When I write, I have to allow myself some room to write crap. My fellow authors and I like to call it ‘word vomit’. Just let whatever comes out, come out without worry of grammar, dialogue, character development or the like. Now that doesn’t mean I totally ignore those things as I write, but I can’t let plotting get in the way of my story. I basically have my story plotted before I begin, so I know where I want to go with it, but it’s the drive to the end that’s difficult. I get stuck up on the rocks and bumps that are word choice and imagery. So as often as possible, I skip over them…at first. Get to the end—that first rough draft—then I can go back and make the story my baby.
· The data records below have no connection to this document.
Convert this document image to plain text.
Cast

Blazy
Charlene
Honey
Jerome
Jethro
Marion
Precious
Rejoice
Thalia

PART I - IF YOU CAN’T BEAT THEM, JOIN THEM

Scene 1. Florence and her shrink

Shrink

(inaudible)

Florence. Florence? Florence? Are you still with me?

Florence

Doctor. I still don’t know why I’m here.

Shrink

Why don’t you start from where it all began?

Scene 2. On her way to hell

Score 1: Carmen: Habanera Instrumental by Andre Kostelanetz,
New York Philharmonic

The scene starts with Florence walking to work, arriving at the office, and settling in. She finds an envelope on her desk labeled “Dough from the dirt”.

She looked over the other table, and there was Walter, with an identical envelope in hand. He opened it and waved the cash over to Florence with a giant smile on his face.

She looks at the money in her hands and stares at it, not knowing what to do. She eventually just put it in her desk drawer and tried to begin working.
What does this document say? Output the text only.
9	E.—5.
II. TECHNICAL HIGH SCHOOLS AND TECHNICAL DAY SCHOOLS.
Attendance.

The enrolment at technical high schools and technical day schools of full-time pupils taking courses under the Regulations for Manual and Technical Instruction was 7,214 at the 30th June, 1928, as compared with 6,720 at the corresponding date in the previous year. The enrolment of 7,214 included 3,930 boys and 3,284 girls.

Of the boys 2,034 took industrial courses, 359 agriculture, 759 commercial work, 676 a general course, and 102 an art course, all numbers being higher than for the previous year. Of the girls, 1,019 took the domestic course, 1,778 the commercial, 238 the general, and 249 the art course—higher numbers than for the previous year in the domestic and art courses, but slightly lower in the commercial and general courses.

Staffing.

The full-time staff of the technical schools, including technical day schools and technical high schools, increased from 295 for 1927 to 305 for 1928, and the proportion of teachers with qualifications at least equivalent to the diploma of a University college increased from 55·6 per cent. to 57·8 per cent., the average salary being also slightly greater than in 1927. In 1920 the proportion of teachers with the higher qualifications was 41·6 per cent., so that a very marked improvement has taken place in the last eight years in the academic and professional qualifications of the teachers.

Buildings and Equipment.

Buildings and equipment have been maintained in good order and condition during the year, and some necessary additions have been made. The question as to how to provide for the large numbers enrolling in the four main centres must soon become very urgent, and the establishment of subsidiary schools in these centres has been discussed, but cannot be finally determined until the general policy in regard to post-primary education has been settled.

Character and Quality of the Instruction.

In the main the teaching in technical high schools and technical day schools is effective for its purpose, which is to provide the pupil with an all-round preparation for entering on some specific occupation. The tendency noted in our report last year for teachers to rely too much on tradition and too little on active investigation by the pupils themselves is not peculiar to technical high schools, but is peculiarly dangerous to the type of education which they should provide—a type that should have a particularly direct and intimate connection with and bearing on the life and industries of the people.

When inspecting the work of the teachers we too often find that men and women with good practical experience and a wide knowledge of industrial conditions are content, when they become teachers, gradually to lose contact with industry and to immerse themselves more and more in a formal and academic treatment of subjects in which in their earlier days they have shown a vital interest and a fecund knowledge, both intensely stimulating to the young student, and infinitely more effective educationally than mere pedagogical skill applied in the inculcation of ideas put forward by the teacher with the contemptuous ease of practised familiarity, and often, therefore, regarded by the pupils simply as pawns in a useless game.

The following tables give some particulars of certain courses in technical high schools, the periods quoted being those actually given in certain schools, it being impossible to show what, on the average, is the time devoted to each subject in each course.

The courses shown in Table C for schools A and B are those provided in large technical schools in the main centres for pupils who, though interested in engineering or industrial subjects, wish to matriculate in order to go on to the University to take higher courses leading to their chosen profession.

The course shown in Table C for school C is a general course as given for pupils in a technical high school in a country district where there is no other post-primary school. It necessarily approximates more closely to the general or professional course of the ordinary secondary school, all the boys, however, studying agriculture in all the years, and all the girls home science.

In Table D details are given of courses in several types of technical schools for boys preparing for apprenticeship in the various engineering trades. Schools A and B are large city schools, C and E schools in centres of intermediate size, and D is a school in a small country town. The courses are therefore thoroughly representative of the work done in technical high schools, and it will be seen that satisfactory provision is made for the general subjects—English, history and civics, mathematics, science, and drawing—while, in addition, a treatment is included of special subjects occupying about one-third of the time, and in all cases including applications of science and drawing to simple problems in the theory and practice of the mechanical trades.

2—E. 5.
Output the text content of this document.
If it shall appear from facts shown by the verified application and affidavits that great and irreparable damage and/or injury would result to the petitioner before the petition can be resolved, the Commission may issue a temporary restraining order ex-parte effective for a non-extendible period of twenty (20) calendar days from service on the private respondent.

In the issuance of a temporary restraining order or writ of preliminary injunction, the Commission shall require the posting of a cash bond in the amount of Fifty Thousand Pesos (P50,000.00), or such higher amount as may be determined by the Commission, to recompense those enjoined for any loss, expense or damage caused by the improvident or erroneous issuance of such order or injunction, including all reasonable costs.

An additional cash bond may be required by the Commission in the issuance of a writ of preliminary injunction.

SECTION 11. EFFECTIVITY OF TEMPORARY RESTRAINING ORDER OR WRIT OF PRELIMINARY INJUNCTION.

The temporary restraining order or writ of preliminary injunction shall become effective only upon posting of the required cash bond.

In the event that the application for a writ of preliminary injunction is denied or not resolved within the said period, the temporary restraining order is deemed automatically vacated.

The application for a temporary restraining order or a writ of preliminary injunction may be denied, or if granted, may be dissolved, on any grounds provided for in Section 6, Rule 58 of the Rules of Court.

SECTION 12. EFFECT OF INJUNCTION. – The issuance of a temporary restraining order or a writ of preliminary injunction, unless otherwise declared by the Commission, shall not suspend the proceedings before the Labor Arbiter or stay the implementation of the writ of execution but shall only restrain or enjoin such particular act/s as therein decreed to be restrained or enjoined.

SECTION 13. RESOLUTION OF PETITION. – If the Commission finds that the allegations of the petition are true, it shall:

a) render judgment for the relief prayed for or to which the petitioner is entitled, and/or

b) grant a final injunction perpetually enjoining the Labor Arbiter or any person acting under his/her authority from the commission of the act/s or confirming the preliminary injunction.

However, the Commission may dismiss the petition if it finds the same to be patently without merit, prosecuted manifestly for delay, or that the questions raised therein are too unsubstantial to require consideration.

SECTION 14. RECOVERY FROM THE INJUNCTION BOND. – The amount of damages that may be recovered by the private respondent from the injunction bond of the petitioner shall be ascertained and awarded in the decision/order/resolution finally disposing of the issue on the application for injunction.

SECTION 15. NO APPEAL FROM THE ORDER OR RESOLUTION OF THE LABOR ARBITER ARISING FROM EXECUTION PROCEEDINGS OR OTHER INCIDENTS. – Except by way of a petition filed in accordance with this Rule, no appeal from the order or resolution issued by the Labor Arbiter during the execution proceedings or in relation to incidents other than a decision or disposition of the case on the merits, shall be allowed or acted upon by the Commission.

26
My process looks something like this: Word vomit a draft. This takes me about six to ten months. I hate that I write slowly, but with kids and house and life, I can’t devote as much time to the computer as I’d like. Once I get my first draft, which usually tops out at around fifty thousand words, I move to my favorite part: the editing. I say ‘editing’ but what I mean is the process of both editing and revising. I head back to the beginning and start reading. As I read, I expand, work on that imagery, add a character description or a new line of dialogue. If I happen to see some poor grammar, I fix it. If there’s a plot problem, I revise it as early as I can spot it. It’s a lot easier to do this sort of thing in the first draft or two. There’s less to change later on in the manuscript that way. Once I make it to the end of my draft, I’ve probably added a few thousand words or so. Then, I start again. And repeat. Again and again. Until I’m satisfied with the story. After about ten to fifteen drafts by me, I send it to a beta reader or two and wait for feedback. Then I revise again. Another three to five times until it’s perfect…absolutely perfect—at least until an editor finds more mistakes. J
Believe it or not, this part is fun for me. It’s the challenge of finding that perfect word that gets me excited. It’s overcoming the difficulty of creating a believable and interesting character. But I can’t do any of that until I have that first, horrible draft. So, I must leave you all now to head back to my work in progress and get to the end of that pile of word vomit.